La certificazione delle competenze comunque maturate dalle persone è considerata dall’Ue un elemento strategico di innovazione e valorizzazione del patrimonio culturale e professionale delle persone, per la crescita sociale ed economica di ogni Paese. Anche per la flexicurity.

Il provvedimento contiene norme generali e livelli essenziali delle prestazioni riguardanti:

– l’individuazione e la validazione degli apprendimenti acquisiti dalle persone, in modo intenzionale, in contesti non formali – ovvero al di fuori delle istituzioni scolastiche e formative e dell’università – nelle imprese, nel volontariato, nel servizio civile nazionale, nel privato sociale e, in contesti informali, ovvero nella vita quotidiana e nel tempo libero;

– la struttura del sistema nazionale di certificazione delle competenze, con l’indicazione dei soggetti pubblici che ne fanno parte, con funzioni di regolamentazione dei relativi servizi negli ambiti di propria competenza (“Enti titolari”), e dei soggetti pubblici e privati autorizzati o accreditati (“enti titolati”) per l’erogazione di tali servizi;

– l’istituzione del Repertorio nazionale dei titoli di istruzione e formazione e delle qualificazioni professionali, accessibile e consultabile per via telematica. La mancanza del repertorio ha costituito, sino ad oggi, un grave problema anche per l’orientamento dei giovani e degli adulti;

– gli standard degli attestati e dei certificati, in modo che essi siano spendibili a livello nazionale e dell’Ue (cosa che oggi avviene solo per i titoli di studio e per le abilitazioni professionali relative a professioni regolamentate);

– gli standard delle procedure di identificazione, valutazione e attestazione delle competenze;

– gli standard di sistema (misure di informazione, requisiti professionali degli operatori, accesso agli atti, ecc.);

– la dorsale informativa unica che assicurerà a ogni persona, attraverso l’interoperabilità dei sistemi informativi, di avere, in rete, “lo zainetto” digitale delle sue competenze;

– il monitoraggio e la valutazione del sistema nazionale di certificazione delle competenze.

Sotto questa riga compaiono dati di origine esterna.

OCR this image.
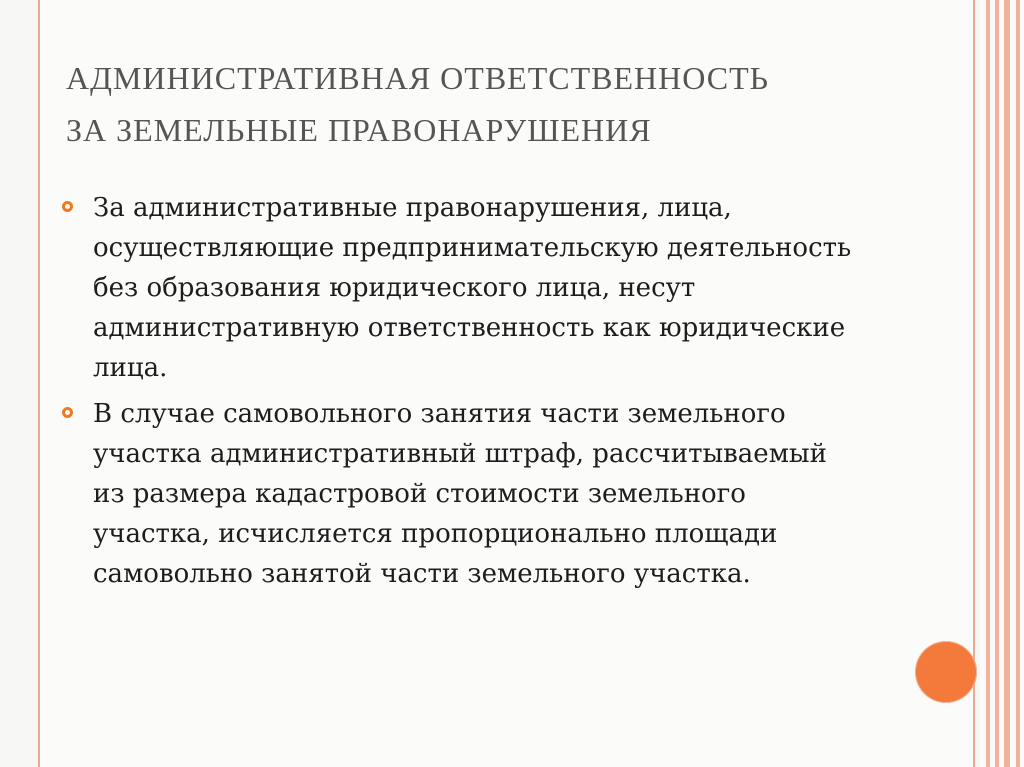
АДМИНИСТРАТИВНАЯ ОТВЕТСТВЕННОСТЬ
ЗА ЗЕМЕЛЬНЫЕ ПРАВОНАРУШЕНИЯ
За административные правонарушения, лица, осуществляющие предпринимательскую деятельность без образования юридического лица, несут административную ответственность как юридические лица.
В случае самовольного занятия части земельного участка административный штраф, рассчитываемый из размера кадастровой стоимости земельного участка, исчисляется пропорционально площади самовольно занятой части земельного участка.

Il provvedimento completa un “pacchetto di innovazioni” per innalzare i livelli di istruzione e formazione delle persone adulte che, entro il mese di dicembre, sarà trasmesso alla Conferenza Stato-Regioni, città e Autonomie locali, comprendente anche uno specifico accordo per l’orientamento permanente degli adulti, e un’intesa per la costruzione di reti territoriali per l’apprendimento permanente, di cui faranno parte scuole, università, centri territoriali per l’istruzione degli adulti, camere di Commercio, industria, artigianato e agricoltura, imprese e loro rappresentanze datoriali e sindacali.